Death changes us, no doubt. And there’s this part of me that I had long-since accepted that I would never get back after he died. There was a lightness in who I was before. This effortless, joyful feeling. A distinct side of me that was silly and goofy and witty and warm. Which became replaced with something more akin to an over-serious somewhat distanced and far more uptight person. Of any part of myself, that lighthearted, goofy part is something I miss the most. My innocent self. My carefree self. Always ready to make those I love laugh. Always full of life and hungry for new experiences and filled with curiosity for life, love and people. She’s a part of me that my new family has not really even met, which always gives me heartbreak.
As my birthday hit this weekend, I’m doing some reflecting, and realizing that maybe that part of me didn’t actually die after all…
There have been glimpses of her, ever so small, this year. I hadn’t really realized this until sitting down to write this today. Until enjoying my birthday yesterday with my new partner and his/our kiddo and somehow feeling like my old self again – only in a new life. Feeling lighter and more joyful than I have in years. Feeling silly again. Feeling some part of me that is new but also old and familiar, coming back. I can honestly say, for this my 36th birthday, I actually felt AS happy as I did back before my whole world ended. Six years after the day that it all changed, I never believed I would feel that way… because I thought I’d lost that part of me forever. But somehow, she seems to be returning.
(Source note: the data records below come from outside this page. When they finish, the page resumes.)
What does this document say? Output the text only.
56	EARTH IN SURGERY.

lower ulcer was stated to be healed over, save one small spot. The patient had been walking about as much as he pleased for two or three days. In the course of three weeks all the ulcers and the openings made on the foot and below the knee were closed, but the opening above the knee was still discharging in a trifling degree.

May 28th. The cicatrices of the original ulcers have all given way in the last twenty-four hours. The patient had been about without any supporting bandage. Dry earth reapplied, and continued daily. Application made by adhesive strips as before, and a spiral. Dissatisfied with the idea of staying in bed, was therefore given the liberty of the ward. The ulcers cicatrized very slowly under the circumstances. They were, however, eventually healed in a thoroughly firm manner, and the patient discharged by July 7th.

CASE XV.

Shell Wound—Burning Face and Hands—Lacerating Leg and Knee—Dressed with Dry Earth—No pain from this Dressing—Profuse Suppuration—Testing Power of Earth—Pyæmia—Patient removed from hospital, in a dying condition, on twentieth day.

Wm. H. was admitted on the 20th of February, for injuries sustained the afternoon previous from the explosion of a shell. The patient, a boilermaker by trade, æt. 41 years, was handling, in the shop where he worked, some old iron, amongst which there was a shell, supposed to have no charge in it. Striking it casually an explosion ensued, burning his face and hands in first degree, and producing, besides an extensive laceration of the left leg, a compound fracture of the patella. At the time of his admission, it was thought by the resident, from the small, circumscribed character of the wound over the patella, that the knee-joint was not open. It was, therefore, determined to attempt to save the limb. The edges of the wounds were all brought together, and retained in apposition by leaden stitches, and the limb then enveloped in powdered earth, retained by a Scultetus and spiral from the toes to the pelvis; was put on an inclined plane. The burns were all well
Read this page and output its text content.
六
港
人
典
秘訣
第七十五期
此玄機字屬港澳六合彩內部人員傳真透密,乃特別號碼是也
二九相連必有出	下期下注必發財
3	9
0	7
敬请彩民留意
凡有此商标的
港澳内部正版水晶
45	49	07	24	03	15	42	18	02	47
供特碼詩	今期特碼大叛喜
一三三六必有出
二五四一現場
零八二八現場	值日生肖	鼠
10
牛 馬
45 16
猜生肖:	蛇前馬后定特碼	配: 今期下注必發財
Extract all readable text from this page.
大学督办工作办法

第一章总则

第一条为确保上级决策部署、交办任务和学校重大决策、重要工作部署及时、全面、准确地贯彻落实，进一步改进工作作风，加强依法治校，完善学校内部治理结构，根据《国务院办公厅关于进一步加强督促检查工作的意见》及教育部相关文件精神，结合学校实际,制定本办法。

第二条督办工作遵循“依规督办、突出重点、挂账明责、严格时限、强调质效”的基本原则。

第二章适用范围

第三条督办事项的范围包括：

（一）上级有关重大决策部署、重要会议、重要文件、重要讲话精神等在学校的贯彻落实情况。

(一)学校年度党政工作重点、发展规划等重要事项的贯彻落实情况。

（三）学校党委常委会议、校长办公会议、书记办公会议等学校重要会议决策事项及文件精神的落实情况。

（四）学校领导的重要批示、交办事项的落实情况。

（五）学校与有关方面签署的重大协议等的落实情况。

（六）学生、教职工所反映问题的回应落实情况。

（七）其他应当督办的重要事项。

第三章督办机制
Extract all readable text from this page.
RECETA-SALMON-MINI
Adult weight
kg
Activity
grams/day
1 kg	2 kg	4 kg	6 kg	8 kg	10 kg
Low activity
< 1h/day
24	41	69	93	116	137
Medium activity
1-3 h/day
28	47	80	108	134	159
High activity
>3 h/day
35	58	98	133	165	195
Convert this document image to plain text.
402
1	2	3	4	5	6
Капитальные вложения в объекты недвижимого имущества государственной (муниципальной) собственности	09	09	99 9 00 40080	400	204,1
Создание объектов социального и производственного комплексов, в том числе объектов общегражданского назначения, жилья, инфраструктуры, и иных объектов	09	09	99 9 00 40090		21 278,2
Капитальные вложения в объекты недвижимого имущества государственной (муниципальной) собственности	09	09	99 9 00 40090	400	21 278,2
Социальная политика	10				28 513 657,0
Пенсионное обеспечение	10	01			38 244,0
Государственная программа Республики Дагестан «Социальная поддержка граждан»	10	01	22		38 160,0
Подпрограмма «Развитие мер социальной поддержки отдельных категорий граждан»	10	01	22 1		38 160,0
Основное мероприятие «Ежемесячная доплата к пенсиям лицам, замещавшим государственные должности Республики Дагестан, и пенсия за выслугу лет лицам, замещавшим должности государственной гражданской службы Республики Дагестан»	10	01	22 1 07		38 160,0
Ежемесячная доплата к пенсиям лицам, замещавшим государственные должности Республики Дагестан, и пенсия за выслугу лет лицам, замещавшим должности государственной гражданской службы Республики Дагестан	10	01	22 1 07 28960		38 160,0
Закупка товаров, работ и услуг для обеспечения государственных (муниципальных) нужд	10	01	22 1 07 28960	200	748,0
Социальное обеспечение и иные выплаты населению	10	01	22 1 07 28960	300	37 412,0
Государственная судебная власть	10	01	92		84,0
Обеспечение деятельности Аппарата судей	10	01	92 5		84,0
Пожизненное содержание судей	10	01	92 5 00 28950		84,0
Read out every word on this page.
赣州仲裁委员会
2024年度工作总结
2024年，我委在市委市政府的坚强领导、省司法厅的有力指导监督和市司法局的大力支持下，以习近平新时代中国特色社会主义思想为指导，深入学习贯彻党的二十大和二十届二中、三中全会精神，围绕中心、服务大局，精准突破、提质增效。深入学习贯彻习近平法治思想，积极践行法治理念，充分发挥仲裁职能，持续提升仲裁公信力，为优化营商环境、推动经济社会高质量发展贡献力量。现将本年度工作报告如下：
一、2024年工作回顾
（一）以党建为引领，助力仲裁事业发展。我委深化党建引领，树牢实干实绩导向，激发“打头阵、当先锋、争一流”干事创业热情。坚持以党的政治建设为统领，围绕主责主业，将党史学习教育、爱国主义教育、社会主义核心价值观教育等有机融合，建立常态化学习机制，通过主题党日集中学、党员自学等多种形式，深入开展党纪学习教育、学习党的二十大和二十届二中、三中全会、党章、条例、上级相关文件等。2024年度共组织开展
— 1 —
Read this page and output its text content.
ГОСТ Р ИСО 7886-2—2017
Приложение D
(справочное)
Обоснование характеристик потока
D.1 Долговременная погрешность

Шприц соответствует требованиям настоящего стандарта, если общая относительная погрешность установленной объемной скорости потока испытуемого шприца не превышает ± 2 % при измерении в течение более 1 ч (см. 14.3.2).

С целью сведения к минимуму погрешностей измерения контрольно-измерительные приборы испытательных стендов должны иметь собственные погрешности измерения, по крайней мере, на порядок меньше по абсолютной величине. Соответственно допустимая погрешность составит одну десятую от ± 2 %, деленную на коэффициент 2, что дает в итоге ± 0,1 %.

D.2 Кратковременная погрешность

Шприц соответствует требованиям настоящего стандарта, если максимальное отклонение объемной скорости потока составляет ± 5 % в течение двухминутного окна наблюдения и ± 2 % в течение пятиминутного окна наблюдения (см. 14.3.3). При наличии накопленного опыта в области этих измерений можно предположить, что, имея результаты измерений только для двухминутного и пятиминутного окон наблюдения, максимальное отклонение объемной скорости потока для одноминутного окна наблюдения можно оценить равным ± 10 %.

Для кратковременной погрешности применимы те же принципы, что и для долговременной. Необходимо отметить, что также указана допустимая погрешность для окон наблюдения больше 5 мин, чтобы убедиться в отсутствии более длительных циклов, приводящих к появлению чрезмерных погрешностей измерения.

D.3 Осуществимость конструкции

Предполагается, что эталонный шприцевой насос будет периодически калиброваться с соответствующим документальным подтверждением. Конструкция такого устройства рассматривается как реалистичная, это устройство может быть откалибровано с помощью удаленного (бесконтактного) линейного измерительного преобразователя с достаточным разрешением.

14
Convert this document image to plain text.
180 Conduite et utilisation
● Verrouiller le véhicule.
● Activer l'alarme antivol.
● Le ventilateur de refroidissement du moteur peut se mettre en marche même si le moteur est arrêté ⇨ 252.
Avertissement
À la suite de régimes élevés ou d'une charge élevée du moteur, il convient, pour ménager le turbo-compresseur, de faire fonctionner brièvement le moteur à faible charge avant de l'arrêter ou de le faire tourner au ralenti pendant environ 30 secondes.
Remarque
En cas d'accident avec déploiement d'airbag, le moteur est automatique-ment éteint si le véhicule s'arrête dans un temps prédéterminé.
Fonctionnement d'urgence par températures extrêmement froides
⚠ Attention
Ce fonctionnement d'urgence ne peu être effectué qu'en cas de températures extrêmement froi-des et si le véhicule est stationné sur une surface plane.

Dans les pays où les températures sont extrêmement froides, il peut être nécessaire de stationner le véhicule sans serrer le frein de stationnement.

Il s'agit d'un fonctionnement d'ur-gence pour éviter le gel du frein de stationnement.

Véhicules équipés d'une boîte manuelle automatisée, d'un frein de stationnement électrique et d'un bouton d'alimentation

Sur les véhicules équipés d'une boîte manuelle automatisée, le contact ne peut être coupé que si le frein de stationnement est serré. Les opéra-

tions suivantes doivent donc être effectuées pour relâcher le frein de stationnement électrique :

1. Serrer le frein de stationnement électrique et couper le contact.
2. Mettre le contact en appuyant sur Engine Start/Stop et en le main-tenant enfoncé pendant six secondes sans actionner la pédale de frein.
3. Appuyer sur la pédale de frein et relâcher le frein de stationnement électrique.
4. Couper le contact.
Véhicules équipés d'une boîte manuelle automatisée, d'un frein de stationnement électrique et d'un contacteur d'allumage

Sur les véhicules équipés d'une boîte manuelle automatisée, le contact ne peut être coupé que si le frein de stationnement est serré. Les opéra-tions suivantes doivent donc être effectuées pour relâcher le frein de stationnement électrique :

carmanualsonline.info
To even have the smallest glimpses of this part of me coming back is the most surreal feeling. To even know she might still be in there, with all her playfulness and lighthearted curiosity. Not only does it feel like a piece of me coming back from the dead, but also a reconnection to my fiance and the life we shared together. A part of that life that I have wanted to share with those in my new life for so long, but have felt unable to. For certain, there feels like an internal shift going on in me, and something waking up that I didn’t even know was sleeping.
I hope gives someone else out there hope. I never would have imagined that this piece of who I was would ever return to me. I had entirely given up on this in fact years ago. I’m still a new and different person. And I’ll never be the same person I was in that life. And that’s ok, because there’s parts of who I am now that I also love very much. But one of my favorite parts of myself went to sleep when he died, and I have missed her all these years. I’ve missed her just as much as I’ve missed him. To have even a little bit of that piece of me back would be so incredible. To have even small glimmers of her returning fills me with such gratitude. I hope this will mean something to someone else’s story out there too. Maybe we’re all in a process of waking up again.